Monday, October 13, 2014

Tachiraptor admirabilis Dinosaurus Karnivora Venezuela

Laporan Penelitian - Tachiraptor admirabilis, dinosaurus karnivora baru terselip di Venezuela. Tim paleontolog mendeskripsi sebuah genus dinosaurus dan spesies baru yang hidup di tempat yang sekarang Venezuela.

Monster mini berlarian selama awal periode Jurassic sekitar 201 juta tahun lalu, Tachiraptor admirabilis adalah theropoda bipedal kecil dengan panjang tubuh sekitar sedikit lebih dari 1,5 meter.

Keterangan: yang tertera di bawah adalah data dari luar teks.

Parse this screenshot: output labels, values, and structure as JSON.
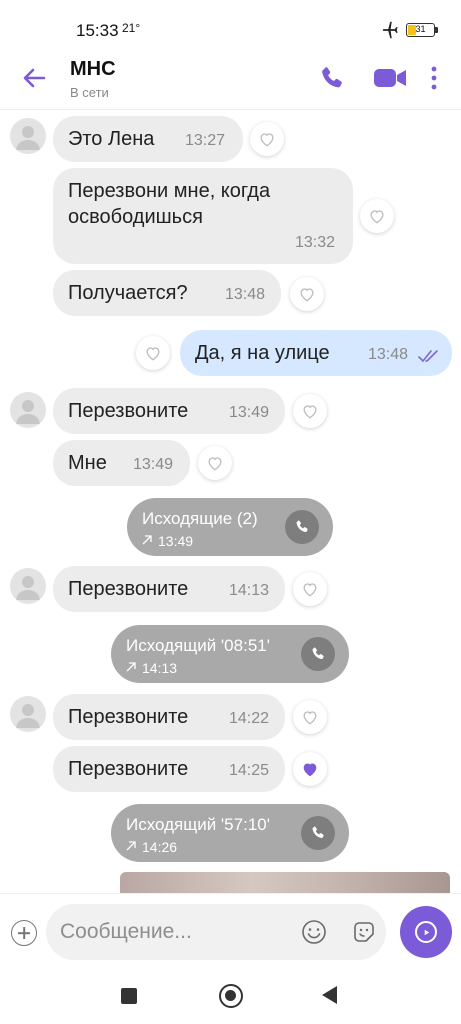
{
  "status_bar": {
    "time": "15:33",
    "temperature": "21°",
    "battery": "31"
  },
  "header": {
    "contact_name": "МНС",
    "contact_status": "В сети"
  },
  "messages": [
    {
      "text": "Это Лена",
      "time": "13:27"
    },
    {
      "text_line1": "Перезвони мне,  когда",
      "text_line2": "освободишься",
      "time": "13:32"
    },
    {
      "text": "Получается?",
      "time": "13:48"
    },
    {
      "text": "Да, я на улице",
      "time": "13:48"
    },
    {
      "text": "Перезвоните",
      "time": "13:49"
    },
    {
      "text": "Мне",
      "time": "13:49"
    },
    {
      "title": "Исходящие (2)",
      "time": "13:49"
    },
    {
      "text": "Перезвоните",
      "time": "14:13"
    },
    {
      "title": "Исходящий '08:51'",
      "time": "14:13"
    },
    {
      "text": "Перезвоните",
      "time": "14:22"
    },
    {
      "text": "Перезвоните",
      "time": "14:25"
    },
    {
      "title": "Исходящий '57:10'",
      "time": "14:26"
    }
  ],
  "composer": {
    "placeholder": "Сообщение..."
  },
  "colors": {
    "accent": "#7b5bd8",
    "incoming_bubble": "#ececec",
    "outgoing_bubble": "#d6e8ff",
    "call_pill": "#a9a9a9",
    "battery": "#f2c318"
  },
  "icons": {
    "status": [
      "airplane-icon",
      "battery-icon"
    ],
    "header": [
      "back-arrow-icon",
      "phone-icon",
      "video-camera-icon",
      "more-vertical-icon"
    ],
    "message": [
      "heart-icon",
      "heart-filled-icon",
      "double-check-icon",
      "outgoing-arrow-icon",
      "call-phone-icon"
    ],
    "composer": [
      "plus-icon",
      "emoji-icon",
      "sticker-icon",
      "send-icon"
    ],
    "nav": [
      "recents-icon",
      "home-icon",
      "back-icon"
    ]
  }
}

Pada saat itu retakan lembah vulkanik aktif di Gondwana, sisa-sisa superbenua Pangaea, itu sendiri membelah terpisah duduk di dekat khatulistiwa Bumi. Periode ini kurang dari 1 juta tahun setelah kepunahan massal yang menandai akhir periode Triassic dan awal Jurassic.

Dino pemakan daging mengisi celah catatan fosil dan mengungkap wawasan baru ke dalam evolusi dinosaurus yang di bangun dari kepunahan massal. Makhluk yang kemudian berkembang seperti Allosaurus dan Tyrannosaurus rex.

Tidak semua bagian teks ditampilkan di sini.